Mevcutta 700-800 kişilik devletin verdiği bir kadroya siz 2.300 kişi alıp istihdam oluşturursanız elbette ki devlette bunun önlemini bu istihdam edilen personeli şirketlere aktararak alır!

Taşeronlar maalesef belediye başkanlarının siyasi rant kazanmak için aşırı personel yüklemesinin şimdilerde ceremesini çekiyor…

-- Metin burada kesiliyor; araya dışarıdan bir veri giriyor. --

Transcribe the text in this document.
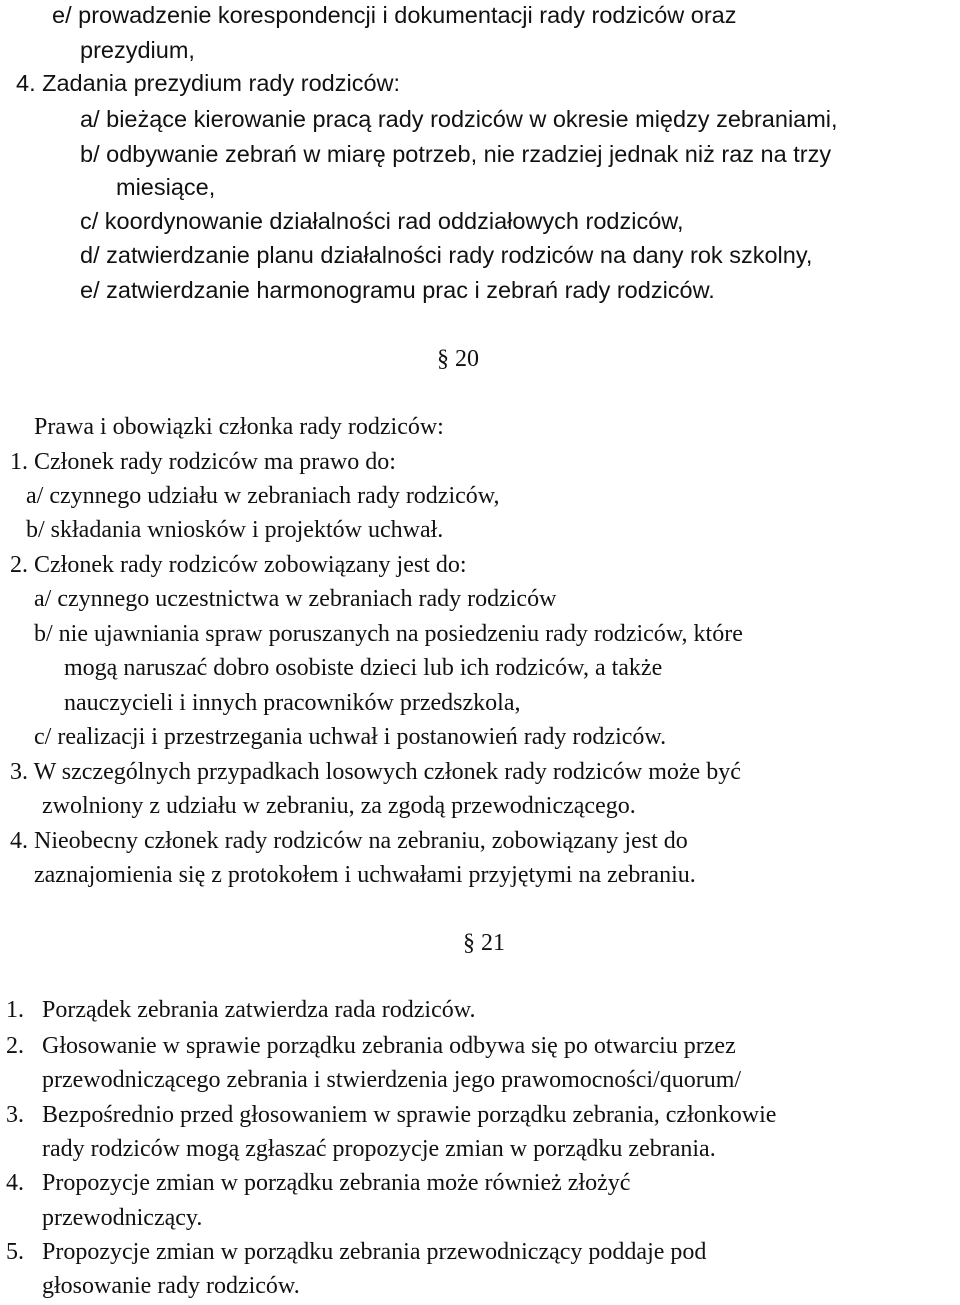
e/ prowadzenie korespondencji i dokumentacji rady rodziców oraz
prezydium,
4. Zadania prezydium rady rodziców:
a/ bieżące kierowanie pracą rady rodziców w okresie między zebraniami,
b/ odbywanie zebrań w miarę potrzeb, nie rzadziej jednak niż raz na trzy
miesiące,
c/ koordynowanie działalności rad oddziałowych rodziców,
d/ zatwierdzanie planu działalności rady rodziców na dany rok szkolny,
e/ zatwierdzanie harmonogramu prac i zebrań rady rodziców.
§ 20
Prawa i obowiązki członka rady rodziców:
1. Członek rady rodziców ma prawo do:
a/ czynnego udziału w zebraniach rady rodziców,
b/ składania wniosków i projektów uchwał.
2. Członek rady rodziców zobowiązany jest do:
a/ czynnego uczestnictwa w zebraniach rady rodziców
b/ nie ujawniania spraw poruszanych na posiedzeniu rady rodziców, które
mogą naruszać dobro osobiste dzieci lub ich rodziców, a także
nauczycieli i innych pracowników przedszkola,
c/ realizacji i przestrzegania uchwał i postanowień rady rodziców.
3. W szczególnych przypadkach losowych członek rady rodziców może być
zwolniony z udziału w zebraniu, za zgodą przewodniczącego.
4. Nieobecny członek rady rodziców na zebraniu, zobowiązany jest do
zaznajomienia się z protokołem i uchwałami przyjętymi na zebraniu.
§ 21
1. Porządek zebrania zatwierdza rada rodziców.
2. Głosowanie w sprawie porządku zebrania odbywa się po otwarciu przez
przewodniczącego zebrania i stwierdzenia jego prawomocności/quorum/
3. Bezpośrednio przed głosowaniem w sprawie porządku zebrania, członkowie
rady rodziców mogą zgłaszać propozycje zmian w porządku zebrania.
4. Propozycje zmian w porządku zebrania może również złożyć
przewodniczący.
5. Propozycje zmian w porządku zebrania przewodniczący poddaje pod
głosowanie rady rodziców.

Hükümetin taşeron yasasında ki bir diğer handikabı ise bu belediye ve il özel idaresinde çalışan tüm personeli 657’ye tabi olmasını istememesi. Zira Ak Parti ve MHP’li Belediyelerde çalışan Kripto FETÖ Terör örgütü mensupları hali hazırda belediyelerde cirit atıyor. CHP’li Belediyelerde çalışan personelin bir kısmı ise milli olarak adlandırılmıyor. Her ne kadar HDP’li belediyelere de Kayyum atanmış olsa da bu belediyelerde de PKK Terör Örgütü sempatizanları hali hazırda mevcut. Haliyle Belediyelerde çalışan taşeron işçiler bir o yana bir bu yana hükümet tarafından evrilerek gerçek kadro verilmiyor…

Bunun yanı sıra Taşeron İşçi demek hangi siyasi parti olursa olsun, Potansiyel Oy demek ve Resmi olarak yapılamayacak ama parti çıkarları için her işe sürülecek personel demek…

Siz olsanız Taşeron işçileri kadrolu hale getirip bu siyasi ranttan vazgeçer misiniz?